Momentos depois, o voo 6 também atingiu o feixe localizador, que ajuda a aeronave a se alinhar com a linha central da pista. Mas esse feixe é extremamente estreito, e uma velocidade de 350 nós simplesmente não deixou tempo suficiente para o computador captar o sinal, mesmo no ângulo de interceptação relativamente oblíquo do voo. Consequentemente, o modo localizador não foi ativado e a aeronave não se alinhou com a pista.
Sem ter plena consciência de que isso havia acontecido, Bell perguntou repetidamente sobre sua distância de Dubai e, quando lhe disseram que estava a apenas nove, depois seis milhas do campo, iniciou uma tentativa infrutífera de retornar à pista, exigindo uma direção para se alinhar à pista.

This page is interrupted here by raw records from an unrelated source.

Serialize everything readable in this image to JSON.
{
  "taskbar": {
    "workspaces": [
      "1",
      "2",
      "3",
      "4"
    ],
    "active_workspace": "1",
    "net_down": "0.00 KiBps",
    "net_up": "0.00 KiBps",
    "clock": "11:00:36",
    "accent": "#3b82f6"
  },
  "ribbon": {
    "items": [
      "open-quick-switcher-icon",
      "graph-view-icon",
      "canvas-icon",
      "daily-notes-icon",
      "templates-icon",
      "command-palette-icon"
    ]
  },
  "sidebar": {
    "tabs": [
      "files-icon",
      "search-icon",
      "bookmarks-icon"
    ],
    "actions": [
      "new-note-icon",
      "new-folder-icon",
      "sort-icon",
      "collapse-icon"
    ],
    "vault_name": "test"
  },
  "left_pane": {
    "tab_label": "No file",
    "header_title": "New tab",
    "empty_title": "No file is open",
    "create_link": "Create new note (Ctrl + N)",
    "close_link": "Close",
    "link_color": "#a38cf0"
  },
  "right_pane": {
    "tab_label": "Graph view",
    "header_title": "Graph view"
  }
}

Ele também mudou o modo vertical do piloto automático para "velocidade vertical" e selecionou uma razão de descida acentuada na tentativa de retornar ao local onde presumia estar a rampa de planeio. Mas, nesse ponto, ele estava bem fora do curso, e o Dubai One retrucou: "Uh, você está muito rápido e muito alto, consegue fazer um 360?"
“Negativo, negativo, negativo!”, Bell respondeu enfaticamente.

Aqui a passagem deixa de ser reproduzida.